Posted by lw | March 10, 2011 1:32 PM
"PBOT established Zone L in 2000 when the stadium was renovated as part of a good neighbor agreement. The nearby Goose Hollow neighborhood also has a parking permit that is meant in-part [sic] to discourage PGE Park attendees from parking there. This year, the transportation bureau made minor changes to the Zone L parking program in response to PGE Park expansion, the Portland Timbers becoming a Major League Soccer franchise, and the Portland Beavers baseball team no longer using the park."
http://www.portlandonline.com/oni/index.cfm?&a=340637&c=29385
It was never a chore on a summer evening to cycle from Cambridge to Kenmore Square to take in a game. Perhaps the fans who descend upon PGE will spare the neighborhood an assault by four-wheeled vehicles?
Posted by Gardiner Menefree | March 10, 2011 1:36 PM
"Mr.
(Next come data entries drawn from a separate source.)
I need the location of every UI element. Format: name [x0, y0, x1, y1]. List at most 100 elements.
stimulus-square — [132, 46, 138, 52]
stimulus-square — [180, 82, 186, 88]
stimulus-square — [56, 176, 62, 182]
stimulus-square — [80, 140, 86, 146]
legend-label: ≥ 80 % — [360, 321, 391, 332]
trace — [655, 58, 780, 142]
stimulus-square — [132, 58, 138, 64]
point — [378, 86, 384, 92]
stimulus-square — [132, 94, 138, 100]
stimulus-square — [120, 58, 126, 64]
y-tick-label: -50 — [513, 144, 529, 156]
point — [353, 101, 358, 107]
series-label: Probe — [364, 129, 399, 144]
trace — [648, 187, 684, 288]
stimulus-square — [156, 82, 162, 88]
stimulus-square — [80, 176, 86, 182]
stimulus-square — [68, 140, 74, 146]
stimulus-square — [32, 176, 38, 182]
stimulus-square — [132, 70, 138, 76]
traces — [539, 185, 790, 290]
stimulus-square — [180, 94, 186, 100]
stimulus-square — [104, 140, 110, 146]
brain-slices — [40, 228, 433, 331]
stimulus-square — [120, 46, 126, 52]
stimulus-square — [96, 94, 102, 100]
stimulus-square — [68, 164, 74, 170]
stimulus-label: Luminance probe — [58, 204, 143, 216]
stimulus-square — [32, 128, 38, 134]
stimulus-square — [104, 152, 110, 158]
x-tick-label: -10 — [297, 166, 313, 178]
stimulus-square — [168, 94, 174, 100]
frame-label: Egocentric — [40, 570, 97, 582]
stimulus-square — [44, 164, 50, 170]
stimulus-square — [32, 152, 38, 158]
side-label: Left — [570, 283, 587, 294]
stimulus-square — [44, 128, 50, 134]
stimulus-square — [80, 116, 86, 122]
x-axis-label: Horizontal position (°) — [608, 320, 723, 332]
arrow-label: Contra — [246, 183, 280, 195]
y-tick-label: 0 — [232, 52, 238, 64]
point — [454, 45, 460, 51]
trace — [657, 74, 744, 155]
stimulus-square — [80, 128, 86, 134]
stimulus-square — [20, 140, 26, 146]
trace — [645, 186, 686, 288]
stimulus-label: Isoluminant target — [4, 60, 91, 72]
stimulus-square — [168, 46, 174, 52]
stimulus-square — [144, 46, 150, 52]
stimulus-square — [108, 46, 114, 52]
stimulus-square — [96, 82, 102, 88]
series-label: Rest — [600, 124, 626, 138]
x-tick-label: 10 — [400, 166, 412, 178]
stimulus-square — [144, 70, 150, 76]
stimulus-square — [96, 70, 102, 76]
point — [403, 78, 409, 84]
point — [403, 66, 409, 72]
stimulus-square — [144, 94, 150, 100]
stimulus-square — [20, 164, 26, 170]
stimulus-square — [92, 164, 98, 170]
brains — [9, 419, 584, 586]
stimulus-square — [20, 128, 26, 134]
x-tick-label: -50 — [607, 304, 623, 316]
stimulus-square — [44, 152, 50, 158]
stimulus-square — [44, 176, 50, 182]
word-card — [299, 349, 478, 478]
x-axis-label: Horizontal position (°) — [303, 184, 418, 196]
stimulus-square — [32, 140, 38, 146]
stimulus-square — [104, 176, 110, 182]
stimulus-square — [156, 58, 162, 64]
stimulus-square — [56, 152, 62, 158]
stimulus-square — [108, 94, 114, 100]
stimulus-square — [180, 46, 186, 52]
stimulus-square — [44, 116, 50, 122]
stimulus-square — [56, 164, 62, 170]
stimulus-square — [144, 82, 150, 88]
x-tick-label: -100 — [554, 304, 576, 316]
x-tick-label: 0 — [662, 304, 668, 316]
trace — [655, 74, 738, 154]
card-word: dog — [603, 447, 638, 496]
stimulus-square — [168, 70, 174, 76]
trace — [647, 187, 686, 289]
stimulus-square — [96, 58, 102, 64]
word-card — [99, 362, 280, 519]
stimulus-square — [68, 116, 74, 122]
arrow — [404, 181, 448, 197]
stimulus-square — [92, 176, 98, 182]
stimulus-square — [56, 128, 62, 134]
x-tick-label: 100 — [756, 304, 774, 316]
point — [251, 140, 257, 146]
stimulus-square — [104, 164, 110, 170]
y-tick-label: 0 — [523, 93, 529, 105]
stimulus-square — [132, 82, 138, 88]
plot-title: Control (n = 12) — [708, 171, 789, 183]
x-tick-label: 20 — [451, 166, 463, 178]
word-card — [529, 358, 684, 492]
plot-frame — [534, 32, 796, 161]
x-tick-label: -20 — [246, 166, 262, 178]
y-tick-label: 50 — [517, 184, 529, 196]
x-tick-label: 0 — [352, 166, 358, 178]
Grumpy" Portland is getting a national reputation for being "swallower's"
Posted by dman | March 10, 2011 1:56 PM
I've been to Fenway Park, and (sir) PGE Park, you are no Fenway Park.
Posted by umpire | March 10, 2011 5:19 PM
Let's just hope that LLP is not put into the presidential office by is billionaire daddy in 10 or 15 years.
Posted by portland native | March 10, 2011 9:37 PM
All the Paulsons have to do is say, "We feel so strongly about the success of MLS soccer that if it fails, we will return PGE to it's original dual-use format using some of the hundreds of millions we made on the plundering of America." But these people don't want to spend money on their failures. They want that expense to be passed onto the citizens as it has with the toxic asset guarantees from their wild bad bets on Wall Street.
For them, it's always about using the public to cover their loses as they move onward relentlessly gaming the system.